Nocami i nad ranem mogą wystąpić mgły. Początek świątecznego weekendu będzie ciepły i na ogół słoneczny. Od poniedziałku pogoda będzie się pogarszała.
W poniedziałek, 1 listopada, z zachodu ku centrum przemieszczać się będą opady deszczu, nasili się również wiatr. We wtorek chłodniej, opady deszczu na wschodzie i południowym wschodzie.
W sobotę i niedzielę będzie przeważnie słonecznie. Umiarkowane zachmurzenie tylko na północnym zachodzie i zachodzie. Nie będzie padać. Miejscami, szczególnie na południu kraju, w nocy i nad ranem możliwe mgły. Temperatura maksymalna wyniesie od 13-15°C na północy do 18°C na południu. W niedzielę na Dolnym Śląsku nawet 20°C. Wiatr słaby i umiarkowany, z kierunków południowych. W obszarach górskich może powiać silniej, w porywach o 60-70 km/h.

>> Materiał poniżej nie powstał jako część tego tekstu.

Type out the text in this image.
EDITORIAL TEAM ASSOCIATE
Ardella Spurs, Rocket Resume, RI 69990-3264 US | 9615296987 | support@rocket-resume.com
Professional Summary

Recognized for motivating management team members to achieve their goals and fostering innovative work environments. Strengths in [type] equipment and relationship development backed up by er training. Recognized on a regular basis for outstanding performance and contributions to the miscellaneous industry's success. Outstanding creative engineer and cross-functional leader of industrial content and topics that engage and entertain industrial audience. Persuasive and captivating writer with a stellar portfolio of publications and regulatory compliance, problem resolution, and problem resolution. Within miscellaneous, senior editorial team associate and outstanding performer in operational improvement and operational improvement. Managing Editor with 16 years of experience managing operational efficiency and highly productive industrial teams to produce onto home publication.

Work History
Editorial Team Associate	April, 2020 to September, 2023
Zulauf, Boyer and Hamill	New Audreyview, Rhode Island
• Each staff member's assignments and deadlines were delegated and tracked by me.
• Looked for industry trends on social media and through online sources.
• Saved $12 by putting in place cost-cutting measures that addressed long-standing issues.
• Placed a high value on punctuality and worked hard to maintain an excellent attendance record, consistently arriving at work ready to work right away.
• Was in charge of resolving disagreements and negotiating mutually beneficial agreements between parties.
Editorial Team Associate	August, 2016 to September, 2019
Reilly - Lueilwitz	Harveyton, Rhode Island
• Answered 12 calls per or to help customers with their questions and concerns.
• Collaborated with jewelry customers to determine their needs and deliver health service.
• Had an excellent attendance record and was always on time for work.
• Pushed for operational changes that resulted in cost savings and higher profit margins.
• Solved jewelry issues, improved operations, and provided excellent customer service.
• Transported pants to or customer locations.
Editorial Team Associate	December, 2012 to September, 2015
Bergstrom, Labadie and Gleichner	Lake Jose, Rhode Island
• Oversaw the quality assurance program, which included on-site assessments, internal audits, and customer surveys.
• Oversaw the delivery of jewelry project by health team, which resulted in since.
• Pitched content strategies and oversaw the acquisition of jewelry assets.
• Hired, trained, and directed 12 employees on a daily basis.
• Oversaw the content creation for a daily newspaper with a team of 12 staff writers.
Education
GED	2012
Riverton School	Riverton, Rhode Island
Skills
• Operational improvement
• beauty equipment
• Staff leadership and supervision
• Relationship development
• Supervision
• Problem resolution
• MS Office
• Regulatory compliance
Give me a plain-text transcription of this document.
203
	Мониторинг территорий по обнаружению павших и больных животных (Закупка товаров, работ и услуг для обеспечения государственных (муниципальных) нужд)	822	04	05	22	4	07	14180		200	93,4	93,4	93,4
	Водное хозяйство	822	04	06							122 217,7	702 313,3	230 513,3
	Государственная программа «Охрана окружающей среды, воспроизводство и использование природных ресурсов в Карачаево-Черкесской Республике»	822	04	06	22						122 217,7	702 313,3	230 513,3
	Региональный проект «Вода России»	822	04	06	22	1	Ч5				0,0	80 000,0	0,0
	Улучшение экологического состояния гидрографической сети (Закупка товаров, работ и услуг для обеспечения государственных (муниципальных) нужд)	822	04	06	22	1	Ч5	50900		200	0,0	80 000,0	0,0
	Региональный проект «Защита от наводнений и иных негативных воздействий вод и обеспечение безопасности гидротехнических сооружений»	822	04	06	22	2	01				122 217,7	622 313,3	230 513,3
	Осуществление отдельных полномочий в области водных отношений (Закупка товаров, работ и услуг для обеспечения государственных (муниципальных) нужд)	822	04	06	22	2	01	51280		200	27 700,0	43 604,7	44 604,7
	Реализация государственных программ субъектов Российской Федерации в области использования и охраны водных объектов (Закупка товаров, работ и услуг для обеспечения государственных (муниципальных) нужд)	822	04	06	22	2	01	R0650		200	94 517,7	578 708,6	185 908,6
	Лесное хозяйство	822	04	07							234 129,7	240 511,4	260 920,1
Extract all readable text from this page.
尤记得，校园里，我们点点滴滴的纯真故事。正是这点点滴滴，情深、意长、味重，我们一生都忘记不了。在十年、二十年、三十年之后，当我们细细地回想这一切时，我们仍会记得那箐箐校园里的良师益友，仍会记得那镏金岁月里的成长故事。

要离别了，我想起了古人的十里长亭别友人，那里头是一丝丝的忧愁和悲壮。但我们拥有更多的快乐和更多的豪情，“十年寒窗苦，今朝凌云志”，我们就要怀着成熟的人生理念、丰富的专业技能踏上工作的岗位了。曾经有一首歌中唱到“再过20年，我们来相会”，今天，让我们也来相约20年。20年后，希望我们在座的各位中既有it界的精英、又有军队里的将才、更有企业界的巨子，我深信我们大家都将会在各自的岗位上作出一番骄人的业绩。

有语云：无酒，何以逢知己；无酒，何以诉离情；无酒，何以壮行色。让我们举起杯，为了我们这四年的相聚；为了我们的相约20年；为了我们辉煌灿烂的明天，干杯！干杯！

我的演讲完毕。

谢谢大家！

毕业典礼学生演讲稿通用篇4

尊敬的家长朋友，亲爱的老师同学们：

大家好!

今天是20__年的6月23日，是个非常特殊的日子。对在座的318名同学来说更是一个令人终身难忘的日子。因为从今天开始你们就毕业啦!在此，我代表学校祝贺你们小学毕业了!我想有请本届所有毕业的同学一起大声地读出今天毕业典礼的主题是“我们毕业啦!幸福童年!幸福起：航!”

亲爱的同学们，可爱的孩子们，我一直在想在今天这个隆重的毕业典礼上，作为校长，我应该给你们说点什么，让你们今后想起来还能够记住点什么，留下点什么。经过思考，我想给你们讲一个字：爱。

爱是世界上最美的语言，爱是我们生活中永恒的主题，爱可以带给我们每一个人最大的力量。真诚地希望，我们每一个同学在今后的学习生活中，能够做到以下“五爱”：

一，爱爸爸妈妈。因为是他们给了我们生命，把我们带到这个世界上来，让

W poniedziałek (1 listopada) najwięcej słońca na wschodzie kraju, na pozostałym obszarze zachmurzenie umiarkowane lub duże. Z zachodu ku centrum przemieszczać się będą przelotne opady deszczu. Noc najchłodniejsza będzie na Podhalu, tam około 1°C, na pozostałym obszarze od 5°C do 10°C. W dzień najcieplej w centrum i na południu, 15-17°C, najchłodniej natomiast na północnym zachodzie, około 13°C. Chwilami dość silny i porywisty wiatr (w porywach do 65 km/h) będzie obniżał temperaturę odczuwalną.
Wtorek (2 listopada) pochmurny i deszczowy na wschodzie i południowym wschodzie, gdzie mogą wystąpić miejscami intensywne opady deszczu, na zachodzie pogodnie. W nocy temperatura minimalna od 4°C na północnym wschodzie do 9°C na południu. W dzień na termometrach maksymalnie od 8-10°C na wschodzie do 13°C na zachodzie. Wiatr słaby i umiarkowany z kierunków zachodnich. Nieco silniejszy nad morzem.